I still remember it like a waking dream. A strange day (it
isn’t every day that you see thousands of people fed from one lunch basket of
food) followed by an even stranger night. If it were not for the very prosaic
experience of ending up wet and cold, I would think that I had imagined the
whole sequence of events. For they were anything but prosaic.
We were surprisingly tired that evening. Organising a crowd,
distributing food to them so that everyone was included and then gathering up
the leftovers (yes, crowds make a mess, but how do you get twelve baskets of
leftovers from one basket of food???) took more energy than we would have
expected. And it was a rough night to take the boat out; the wind kept trying
to blow it back towards the shore. That’s hard work by anybody’s reckoning!
But take the boat out we did, because the Master had told us
to, and after seeing that miraculous feast, which for some reason brought to
mind the story Moses tells, when seventy elders of Israel went up Mount Sinai
and ate and drank with the Lord, we were in no mood to argue with anything he
suggested.
He himself had gone up the mountain to pray, as he did now
and again, though what he prayed for was beyond our comprehension! We had no
idea when he would re-join us, but we certainly didn’t expect what happened
next. It was sometime in the deepest hour of the night, a while before the
first stirrings of dawn, when we thought we saw something (someone?)

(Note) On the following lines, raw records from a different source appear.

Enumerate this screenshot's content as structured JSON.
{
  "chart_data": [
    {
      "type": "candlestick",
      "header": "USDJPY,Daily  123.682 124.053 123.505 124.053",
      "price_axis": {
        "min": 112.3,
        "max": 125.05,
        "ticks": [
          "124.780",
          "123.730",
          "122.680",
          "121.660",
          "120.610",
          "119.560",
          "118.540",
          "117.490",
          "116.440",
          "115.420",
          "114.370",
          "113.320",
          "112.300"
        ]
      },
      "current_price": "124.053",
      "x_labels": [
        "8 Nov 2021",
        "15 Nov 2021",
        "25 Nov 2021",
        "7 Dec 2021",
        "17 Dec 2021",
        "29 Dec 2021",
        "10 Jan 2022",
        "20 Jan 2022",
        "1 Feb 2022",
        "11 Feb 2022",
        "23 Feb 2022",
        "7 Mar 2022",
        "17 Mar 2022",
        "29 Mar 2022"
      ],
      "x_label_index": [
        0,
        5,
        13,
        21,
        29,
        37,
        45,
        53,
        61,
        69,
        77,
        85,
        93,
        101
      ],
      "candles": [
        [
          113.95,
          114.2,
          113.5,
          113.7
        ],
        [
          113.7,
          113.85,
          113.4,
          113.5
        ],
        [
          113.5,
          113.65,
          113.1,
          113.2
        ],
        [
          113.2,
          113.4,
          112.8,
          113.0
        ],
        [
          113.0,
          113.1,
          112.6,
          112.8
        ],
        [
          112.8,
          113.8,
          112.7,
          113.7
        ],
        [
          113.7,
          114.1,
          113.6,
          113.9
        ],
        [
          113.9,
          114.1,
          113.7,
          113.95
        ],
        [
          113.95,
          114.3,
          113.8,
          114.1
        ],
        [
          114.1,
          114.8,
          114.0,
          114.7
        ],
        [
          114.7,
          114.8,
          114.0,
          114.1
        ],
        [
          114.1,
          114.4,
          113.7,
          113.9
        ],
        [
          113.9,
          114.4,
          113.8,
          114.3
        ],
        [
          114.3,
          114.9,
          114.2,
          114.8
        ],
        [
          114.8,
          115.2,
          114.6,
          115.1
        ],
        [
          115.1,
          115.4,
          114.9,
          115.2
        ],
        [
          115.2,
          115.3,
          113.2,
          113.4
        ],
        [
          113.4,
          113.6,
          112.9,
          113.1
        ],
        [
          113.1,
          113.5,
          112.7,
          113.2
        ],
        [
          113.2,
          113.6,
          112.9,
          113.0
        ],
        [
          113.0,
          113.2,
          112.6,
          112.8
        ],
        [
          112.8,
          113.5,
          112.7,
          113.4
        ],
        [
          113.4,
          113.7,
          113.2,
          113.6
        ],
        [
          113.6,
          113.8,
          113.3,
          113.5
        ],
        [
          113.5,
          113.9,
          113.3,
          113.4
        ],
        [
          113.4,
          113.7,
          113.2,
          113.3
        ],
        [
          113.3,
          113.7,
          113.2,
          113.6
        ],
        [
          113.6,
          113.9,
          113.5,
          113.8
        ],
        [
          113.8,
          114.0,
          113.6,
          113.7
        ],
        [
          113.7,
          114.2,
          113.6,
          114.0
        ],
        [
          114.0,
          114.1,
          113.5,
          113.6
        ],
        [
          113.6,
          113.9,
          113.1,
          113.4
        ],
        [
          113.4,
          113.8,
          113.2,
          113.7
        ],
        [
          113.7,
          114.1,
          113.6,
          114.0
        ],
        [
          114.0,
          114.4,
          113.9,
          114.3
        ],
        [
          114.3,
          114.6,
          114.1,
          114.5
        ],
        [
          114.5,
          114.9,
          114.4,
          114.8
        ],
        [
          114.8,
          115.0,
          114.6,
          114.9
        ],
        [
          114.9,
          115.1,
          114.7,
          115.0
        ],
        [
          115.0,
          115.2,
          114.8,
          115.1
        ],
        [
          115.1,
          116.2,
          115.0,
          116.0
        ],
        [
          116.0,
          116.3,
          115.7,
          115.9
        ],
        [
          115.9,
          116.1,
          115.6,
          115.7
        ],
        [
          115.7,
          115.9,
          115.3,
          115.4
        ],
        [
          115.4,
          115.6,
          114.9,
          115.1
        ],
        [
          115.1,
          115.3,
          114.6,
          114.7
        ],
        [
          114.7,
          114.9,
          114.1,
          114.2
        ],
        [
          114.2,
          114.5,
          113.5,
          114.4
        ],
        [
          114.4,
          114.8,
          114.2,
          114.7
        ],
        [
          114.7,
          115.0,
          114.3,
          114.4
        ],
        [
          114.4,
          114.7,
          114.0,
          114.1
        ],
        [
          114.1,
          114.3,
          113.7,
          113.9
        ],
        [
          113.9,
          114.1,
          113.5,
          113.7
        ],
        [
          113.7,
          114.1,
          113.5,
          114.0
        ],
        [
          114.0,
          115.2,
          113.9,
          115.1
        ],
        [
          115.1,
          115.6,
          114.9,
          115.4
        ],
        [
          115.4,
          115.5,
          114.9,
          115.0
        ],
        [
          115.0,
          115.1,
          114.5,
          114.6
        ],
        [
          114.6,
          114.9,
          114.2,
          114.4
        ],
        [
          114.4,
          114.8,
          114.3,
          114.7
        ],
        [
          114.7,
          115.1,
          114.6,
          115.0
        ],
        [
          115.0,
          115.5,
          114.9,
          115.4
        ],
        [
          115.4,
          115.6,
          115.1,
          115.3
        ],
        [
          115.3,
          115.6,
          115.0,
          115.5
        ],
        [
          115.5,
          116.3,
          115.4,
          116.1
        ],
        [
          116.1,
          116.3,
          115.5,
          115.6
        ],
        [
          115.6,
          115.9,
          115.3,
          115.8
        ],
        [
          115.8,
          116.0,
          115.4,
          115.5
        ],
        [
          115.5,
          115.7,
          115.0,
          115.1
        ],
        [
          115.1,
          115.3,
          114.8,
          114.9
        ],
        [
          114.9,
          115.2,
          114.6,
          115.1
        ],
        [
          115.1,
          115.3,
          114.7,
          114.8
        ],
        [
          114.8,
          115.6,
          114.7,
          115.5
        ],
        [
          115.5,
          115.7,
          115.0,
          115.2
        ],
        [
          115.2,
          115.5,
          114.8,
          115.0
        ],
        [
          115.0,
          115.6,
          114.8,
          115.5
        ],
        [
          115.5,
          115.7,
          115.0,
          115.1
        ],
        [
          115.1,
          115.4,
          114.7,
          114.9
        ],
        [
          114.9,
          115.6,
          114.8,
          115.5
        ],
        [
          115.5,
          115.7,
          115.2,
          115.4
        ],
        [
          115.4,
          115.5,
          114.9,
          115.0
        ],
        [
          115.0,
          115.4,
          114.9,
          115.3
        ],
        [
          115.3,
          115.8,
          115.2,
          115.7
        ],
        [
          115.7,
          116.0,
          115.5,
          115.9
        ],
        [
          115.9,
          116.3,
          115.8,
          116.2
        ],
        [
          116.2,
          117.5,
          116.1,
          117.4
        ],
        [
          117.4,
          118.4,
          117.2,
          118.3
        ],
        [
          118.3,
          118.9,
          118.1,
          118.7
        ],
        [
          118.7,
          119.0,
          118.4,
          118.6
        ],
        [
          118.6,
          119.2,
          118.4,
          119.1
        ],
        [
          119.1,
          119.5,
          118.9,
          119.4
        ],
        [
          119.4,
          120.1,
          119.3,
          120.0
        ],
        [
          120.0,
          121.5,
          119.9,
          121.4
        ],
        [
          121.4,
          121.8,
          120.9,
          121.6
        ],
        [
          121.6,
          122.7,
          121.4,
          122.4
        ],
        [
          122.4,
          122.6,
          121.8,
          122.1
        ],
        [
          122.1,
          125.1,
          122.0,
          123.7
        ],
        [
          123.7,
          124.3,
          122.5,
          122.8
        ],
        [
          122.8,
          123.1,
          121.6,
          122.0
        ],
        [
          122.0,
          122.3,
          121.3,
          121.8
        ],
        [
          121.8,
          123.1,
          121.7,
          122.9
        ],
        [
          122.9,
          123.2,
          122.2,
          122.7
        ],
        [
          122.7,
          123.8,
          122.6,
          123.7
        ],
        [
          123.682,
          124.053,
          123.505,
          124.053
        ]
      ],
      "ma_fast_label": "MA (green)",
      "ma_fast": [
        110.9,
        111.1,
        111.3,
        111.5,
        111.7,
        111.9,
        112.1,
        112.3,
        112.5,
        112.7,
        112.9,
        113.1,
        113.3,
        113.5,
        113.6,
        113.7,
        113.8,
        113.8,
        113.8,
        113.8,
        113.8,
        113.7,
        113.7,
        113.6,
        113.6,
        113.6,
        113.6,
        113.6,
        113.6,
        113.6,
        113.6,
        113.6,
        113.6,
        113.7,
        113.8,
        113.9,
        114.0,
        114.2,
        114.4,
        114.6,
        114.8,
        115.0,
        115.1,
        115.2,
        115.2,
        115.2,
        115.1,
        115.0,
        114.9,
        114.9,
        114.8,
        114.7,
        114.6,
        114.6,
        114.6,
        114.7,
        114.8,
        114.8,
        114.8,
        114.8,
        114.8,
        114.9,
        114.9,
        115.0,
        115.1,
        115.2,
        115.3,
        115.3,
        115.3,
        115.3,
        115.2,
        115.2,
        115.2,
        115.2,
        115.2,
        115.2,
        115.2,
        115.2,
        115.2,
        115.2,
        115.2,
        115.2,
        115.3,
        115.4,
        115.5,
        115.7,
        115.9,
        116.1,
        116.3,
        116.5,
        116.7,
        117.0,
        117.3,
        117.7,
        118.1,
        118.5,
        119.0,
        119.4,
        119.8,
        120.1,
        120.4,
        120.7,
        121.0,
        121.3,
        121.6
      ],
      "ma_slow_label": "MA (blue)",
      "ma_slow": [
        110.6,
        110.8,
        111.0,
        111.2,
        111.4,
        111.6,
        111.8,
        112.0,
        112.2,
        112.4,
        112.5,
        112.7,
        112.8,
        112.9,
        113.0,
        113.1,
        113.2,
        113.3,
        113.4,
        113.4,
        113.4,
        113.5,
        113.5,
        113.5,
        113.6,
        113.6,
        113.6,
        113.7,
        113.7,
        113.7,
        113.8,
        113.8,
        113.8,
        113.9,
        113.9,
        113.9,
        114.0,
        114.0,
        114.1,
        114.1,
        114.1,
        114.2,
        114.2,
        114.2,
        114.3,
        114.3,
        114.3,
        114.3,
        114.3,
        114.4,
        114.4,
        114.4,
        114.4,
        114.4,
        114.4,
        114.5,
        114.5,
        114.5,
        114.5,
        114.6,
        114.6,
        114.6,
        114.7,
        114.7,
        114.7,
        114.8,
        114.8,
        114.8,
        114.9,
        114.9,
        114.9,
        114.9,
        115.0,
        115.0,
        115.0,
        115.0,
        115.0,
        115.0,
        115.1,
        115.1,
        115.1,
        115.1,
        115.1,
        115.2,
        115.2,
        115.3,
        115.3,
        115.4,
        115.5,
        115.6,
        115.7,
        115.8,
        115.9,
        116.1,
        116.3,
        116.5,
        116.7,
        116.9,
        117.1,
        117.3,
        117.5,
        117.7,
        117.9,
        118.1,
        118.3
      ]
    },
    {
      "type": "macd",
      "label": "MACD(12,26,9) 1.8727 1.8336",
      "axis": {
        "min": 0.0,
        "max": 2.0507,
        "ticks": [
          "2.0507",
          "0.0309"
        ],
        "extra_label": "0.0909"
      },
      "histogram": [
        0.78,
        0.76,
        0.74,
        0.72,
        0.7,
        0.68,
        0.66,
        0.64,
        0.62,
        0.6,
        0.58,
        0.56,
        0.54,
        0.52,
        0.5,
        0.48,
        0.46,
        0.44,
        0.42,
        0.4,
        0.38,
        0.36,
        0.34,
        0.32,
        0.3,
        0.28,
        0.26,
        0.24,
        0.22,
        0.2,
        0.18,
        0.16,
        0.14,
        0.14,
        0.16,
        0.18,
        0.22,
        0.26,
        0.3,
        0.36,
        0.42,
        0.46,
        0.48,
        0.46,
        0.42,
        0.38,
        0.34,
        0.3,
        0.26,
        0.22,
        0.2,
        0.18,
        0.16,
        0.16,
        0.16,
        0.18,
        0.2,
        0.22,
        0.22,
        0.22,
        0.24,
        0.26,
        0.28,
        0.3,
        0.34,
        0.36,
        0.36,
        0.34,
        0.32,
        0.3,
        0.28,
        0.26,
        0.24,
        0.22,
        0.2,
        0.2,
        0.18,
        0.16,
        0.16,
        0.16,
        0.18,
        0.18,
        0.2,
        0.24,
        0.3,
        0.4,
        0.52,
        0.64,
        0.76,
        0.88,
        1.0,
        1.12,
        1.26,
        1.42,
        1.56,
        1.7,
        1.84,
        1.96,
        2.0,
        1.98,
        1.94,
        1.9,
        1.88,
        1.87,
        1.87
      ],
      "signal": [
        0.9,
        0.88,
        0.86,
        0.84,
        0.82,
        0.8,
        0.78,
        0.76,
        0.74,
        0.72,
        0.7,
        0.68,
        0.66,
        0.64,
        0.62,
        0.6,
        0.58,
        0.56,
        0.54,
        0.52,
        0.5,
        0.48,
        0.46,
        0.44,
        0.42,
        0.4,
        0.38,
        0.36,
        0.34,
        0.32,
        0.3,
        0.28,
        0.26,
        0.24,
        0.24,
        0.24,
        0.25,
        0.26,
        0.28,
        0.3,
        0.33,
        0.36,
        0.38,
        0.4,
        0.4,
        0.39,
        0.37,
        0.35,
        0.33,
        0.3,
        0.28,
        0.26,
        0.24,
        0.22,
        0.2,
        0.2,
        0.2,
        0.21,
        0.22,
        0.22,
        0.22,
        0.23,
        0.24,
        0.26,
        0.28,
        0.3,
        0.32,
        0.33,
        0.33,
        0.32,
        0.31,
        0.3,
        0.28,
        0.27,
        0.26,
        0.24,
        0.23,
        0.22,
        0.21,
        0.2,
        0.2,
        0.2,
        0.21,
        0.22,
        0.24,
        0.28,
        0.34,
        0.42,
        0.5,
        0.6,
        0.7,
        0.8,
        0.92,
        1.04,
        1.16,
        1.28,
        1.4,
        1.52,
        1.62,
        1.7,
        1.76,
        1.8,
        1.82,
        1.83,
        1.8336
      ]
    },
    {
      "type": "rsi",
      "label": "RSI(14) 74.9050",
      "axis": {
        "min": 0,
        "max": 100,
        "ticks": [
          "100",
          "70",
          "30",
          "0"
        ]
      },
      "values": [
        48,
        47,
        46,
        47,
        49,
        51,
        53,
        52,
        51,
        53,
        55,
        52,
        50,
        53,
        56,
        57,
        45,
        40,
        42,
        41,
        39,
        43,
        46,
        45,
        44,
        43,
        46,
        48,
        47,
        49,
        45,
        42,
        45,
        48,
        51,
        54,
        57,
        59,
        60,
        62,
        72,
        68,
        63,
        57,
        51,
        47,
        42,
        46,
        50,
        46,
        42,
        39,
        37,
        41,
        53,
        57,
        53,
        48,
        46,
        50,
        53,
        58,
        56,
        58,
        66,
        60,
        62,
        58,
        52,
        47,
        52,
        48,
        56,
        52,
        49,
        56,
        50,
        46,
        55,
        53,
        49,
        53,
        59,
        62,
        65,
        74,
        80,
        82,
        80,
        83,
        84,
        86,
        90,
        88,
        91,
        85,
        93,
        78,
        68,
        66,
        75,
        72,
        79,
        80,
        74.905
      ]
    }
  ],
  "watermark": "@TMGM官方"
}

approaching on the surface of the water.
At first we didn’t believe it, with the wind and the waves and our
sleepless night we rubbed our eyes and looked again: “can you see that?” we
asked one another.
After a few minutes, as the figure grew closer, our doubts
were vanquished, but gave way to fear. “Is it a ghost?” we were now
asking. And as the wind rose, and the
waves slapped hard against the side of the boat, we, grown men that we were,
were trembling.
But then the Master’s own voice called out across the water,
“Don’t be afraid! It is I!”
At the sound of his voice my fear was transmuted to
something else, a wild longing to be with him, though all the waves of the
world should rage between us. “Master,” I cried out, without stopping to
consider what I was proposing, “if it really is you, bid me come to you on the
water!”
He did and I came, for one impossible minute, as if entering
another world, I, Simon Peter, just another low-born Galilean fisherman, walked
on the waves just as Jesus did. With my eyes fixed on him I did what could not
be done. Then I realised that this was an impossibility, turned my eyes to the
waves around me, and started to sink. The cold, cold water froze my bones like
terror. But before I could do more than
cry out, “Lord save me!” he was by my side, lifting me from danger.